Andrew Walters

Personal information
- Nationality: British (English)
- Born: 1987 (age 38–39)

Sport
- Sport: Lawn / indoor bowls
- Club: Welford On Avon BC

Medal record
Representing England
European Championships
| Gold medal – first place | 2019 Guernsey | pairs |
| Bronze medal – third place | 2019 Guernsey | team |
English Nationals
| Gold medal – first place | 2013 | singles |

= Andrew Walters (bowls) =

English lawn and indoor bowls player

Andrew Walters (born 1987) is an English male lawn and indoor bowler. He bowls for Welford upon Avon Bowling Club.

== Career ==
He is an England international and was the National singles champion in 2014 during the Men's National Championships.

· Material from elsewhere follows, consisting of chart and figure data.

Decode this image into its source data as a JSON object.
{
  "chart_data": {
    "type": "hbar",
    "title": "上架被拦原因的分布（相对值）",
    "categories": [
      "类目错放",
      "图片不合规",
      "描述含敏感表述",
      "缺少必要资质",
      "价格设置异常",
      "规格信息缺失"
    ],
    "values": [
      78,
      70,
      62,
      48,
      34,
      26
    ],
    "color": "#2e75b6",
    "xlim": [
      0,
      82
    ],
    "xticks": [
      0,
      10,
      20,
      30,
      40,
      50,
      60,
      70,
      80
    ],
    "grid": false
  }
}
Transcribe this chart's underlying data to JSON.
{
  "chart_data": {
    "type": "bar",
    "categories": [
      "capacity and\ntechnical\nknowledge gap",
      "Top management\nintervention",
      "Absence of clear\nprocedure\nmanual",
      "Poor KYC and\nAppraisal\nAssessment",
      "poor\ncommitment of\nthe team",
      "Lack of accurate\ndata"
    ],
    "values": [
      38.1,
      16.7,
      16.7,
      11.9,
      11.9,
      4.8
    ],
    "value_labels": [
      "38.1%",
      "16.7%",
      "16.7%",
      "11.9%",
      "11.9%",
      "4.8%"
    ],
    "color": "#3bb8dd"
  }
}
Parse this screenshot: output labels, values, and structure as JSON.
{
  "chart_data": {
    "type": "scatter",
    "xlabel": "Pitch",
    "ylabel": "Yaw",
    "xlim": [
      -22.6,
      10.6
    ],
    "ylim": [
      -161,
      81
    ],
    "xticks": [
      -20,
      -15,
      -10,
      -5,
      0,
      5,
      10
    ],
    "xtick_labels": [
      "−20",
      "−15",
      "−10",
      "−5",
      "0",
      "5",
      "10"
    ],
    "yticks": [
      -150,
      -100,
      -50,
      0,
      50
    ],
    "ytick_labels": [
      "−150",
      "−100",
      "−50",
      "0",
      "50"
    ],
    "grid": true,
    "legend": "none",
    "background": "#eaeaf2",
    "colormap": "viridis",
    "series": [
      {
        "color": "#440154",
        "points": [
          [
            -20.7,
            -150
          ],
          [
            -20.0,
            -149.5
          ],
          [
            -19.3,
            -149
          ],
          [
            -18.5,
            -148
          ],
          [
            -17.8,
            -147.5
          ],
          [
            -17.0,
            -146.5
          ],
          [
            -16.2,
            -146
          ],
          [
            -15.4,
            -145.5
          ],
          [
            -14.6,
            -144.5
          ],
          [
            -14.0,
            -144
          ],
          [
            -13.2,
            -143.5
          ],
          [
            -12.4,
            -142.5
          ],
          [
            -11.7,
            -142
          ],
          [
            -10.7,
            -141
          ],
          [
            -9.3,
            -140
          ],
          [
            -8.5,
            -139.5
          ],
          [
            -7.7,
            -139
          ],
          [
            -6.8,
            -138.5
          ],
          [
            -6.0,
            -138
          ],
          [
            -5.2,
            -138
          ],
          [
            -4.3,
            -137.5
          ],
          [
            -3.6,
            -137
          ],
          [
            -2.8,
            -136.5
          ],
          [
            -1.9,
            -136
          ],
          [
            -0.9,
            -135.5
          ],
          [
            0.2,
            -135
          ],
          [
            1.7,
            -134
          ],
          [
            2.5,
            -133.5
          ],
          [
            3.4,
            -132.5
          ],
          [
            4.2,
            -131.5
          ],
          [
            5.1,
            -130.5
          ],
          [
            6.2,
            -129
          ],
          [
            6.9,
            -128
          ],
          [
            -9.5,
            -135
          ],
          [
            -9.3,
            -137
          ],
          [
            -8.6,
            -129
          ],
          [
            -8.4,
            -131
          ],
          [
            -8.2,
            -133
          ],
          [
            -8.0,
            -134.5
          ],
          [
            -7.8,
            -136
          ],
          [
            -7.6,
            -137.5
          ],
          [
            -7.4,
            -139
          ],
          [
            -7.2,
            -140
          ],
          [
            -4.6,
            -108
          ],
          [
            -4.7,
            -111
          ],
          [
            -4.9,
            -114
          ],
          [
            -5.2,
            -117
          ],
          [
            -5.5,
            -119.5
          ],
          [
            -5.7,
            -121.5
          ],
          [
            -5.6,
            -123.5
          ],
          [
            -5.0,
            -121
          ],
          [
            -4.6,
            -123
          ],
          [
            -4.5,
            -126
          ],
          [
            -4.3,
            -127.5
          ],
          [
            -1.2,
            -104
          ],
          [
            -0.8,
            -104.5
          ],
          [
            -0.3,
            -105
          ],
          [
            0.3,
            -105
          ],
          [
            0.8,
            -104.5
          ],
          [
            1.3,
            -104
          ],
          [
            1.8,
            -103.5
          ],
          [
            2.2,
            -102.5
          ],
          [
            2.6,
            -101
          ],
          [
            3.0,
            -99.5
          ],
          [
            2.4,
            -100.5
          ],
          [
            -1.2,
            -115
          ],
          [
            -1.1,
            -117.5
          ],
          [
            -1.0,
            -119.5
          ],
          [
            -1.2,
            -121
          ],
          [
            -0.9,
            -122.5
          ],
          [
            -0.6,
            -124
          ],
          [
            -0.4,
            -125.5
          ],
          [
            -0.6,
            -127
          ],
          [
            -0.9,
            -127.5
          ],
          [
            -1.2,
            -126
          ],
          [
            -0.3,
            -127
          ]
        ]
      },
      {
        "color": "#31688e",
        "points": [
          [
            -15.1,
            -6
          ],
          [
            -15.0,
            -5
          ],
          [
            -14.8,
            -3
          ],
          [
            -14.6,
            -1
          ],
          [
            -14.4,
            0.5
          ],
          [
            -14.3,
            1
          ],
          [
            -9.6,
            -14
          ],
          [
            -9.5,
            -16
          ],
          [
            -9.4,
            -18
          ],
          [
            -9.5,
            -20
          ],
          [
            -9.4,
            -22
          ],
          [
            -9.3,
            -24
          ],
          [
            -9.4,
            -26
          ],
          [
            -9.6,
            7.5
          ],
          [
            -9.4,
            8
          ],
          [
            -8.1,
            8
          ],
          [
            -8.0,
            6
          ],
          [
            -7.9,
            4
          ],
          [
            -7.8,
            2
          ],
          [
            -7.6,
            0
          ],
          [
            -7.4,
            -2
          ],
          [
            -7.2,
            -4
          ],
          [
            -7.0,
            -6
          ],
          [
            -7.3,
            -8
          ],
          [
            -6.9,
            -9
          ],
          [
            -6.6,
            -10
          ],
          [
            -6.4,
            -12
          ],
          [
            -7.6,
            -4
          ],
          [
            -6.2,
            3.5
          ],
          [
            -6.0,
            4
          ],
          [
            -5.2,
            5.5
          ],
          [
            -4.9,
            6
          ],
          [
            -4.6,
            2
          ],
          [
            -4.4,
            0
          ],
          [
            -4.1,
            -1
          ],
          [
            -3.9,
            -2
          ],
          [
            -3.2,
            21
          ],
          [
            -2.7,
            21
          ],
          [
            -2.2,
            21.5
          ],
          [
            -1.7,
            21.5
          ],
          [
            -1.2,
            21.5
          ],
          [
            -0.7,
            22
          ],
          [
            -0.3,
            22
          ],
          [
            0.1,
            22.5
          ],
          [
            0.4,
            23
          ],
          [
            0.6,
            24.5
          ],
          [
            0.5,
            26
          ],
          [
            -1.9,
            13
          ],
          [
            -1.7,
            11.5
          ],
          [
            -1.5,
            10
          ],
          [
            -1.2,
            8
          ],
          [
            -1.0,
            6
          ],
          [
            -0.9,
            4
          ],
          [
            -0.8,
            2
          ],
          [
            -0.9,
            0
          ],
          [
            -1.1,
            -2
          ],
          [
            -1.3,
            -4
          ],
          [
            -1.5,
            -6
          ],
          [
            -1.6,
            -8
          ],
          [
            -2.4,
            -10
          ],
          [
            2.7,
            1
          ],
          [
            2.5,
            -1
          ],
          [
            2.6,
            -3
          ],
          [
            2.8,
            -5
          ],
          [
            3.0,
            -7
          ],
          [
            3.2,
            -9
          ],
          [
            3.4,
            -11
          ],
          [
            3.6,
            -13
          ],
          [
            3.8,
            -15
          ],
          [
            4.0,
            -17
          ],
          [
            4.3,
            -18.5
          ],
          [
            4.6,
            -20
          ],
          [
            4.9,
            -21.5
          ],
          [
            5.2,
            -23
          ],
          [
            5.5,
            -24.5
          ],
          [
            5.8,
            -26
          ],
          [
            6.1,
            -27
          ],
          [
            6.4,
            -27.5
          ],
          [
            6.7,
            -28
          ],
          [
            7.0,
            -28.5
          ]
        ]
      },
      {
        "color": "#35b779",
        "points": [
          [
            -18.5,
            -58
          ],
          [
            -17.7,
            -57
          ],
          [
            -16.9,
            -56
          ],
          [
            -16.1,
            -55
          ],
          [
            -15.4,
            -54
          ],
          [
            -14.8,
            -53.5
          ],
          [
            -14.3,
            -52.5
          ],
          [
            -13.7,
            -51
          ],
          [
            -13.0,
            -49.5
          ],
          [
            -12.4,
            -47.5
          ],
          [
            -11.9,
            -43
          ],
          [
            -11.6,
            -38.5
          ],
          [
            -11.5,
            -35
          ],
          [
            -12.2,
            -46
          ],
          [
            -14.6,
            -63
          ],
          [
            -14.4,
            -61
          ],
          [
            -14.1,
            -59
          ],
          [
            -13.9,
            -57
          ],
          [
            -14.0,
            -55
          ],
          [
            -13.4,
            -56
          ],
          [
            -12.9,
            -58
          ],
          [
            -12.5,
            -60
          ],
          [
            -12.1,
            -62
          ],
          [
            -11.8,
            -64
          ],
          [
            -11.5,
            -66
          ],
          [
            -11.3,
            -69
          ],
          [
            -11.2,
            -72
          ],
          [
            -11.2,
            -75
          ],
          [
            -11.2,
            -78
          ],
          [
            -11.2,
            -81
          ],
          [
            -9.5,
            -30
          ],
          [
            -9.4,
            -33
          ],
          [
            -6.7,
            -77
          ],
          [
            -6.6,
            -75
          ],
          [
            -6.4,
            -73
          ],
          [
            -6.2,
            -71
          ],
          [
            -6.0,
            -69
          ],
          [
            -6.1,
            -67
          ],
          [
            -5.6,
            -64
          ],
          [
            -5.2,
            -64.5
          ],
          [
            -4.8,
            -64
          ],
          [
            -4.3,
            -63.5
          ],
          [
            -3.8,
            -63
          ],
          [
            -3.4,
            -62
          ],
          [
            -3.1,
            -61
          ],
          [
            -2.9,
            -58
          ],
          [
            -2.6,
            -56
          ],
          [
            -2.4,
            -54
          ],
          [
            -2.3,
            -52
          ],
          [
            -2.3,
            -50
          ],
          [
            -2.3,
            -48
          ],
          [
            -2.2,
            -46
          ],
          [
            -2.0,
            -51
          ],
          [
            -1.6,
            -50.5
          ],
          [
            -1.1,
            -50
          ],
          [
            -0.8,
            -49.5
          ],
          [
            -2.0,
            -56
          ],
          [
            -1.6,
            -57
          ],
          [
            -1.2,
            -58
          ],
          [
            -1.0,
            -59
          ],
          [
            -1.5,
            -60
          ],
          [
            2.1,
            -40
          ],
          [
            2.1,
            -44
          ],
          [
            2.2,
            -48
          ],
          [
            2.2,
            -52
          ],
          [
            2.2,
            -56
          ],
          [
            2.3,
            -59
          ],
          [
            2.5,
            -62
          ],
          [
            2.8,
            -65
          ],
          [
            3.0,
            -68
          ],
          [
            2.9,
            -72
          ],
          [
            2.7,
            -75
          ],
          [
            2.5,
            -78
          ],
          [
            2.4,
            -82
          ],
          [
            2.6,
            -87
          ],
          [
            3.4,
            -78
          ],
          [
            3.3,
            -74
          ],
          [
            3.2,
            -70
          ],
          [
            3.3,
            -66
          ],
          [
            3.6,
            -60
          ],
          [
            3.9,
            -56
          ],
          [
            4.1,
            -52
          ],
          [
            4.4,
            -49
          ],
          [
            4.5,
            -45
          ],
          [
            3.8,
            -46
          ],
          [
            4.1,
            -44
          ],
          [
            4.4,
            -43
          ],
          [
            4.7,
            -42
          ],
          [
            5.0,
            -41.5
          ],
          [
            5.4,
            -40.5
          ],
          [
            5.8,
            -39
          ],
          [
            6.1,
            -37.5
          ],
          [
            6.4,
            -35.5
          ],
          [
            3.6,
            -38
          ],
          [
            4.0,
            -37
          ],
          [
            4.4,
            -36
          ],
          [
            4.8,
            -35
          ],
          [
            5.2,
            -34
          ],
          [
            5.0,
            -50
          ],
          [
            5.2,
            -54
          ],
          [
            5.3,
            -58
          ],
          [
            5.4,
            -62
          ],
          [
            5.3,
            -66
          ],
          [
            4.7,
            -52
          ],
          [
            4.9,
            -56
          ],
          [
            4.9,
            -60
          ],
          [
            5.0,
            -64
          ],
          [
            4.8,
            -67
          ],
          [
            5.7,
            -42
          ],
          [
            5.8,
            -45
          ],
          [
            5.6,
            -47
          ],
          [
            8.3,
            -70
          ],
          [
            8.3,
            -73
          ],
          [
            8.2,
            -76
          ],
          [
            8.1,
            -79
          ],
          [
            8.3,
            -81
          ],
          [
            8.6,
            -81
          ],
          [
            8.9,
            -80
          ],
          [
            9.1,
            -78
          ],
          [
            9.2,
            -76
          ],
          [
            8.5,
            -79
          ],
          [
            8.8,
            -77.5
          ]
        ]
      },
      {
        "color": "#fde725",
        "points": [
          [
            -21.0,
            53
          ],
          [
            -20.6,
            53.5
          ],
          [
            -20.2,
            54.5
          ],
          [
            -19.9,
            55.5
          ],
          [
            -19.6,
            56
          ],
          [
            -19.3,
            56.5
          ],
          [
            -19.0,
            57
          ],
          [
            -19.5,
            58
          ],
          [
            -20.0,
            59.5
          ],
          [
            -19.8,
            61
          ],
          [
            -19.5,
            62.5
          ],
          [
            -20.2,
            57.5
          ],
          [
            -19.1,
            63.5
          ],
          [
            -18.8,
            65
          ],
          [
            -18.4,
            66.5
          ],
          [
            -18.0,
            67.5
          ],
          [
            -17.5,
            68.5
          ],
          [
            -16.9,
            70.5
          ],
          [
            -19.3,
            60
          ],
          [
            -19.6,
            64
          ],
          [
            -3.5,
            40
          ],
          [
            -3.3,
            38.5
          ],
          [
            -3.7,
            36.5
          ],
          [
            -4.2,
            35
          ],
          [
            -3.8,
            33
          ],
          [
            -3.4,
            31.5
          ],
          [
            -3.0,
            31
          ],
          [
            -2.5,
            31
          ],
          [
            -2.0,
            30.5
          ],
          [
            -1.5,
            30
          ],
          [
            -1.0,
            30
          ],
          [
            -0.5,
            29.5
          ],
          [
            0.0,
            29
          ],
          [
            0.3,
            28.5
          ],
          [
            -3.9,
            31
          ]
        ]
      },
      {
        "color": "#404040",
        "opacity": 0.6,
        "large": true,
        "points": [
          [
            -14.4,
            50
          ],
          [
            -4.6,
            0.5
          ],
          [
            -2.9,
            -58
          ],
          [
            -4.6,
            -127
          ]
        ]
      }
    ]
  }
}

In 2019, he won the pairs gold medal and team bronze medal at the European Bowls Championships. In 2022, he reached his third singles final at the National Championships where he lost out to Ed Morris 21-17 at the 2022 Bowls England National Finals.

In 2023, he represented England in the British Isles series. The following year in 2024, he finished runner-up in the national pairs.

== Awards ==
He was awarded the 2009 Young Player of the Year by the World Bowls Tour.

==Personal life==
He married fellow bowls international Amy Stanton on 22 April 2017.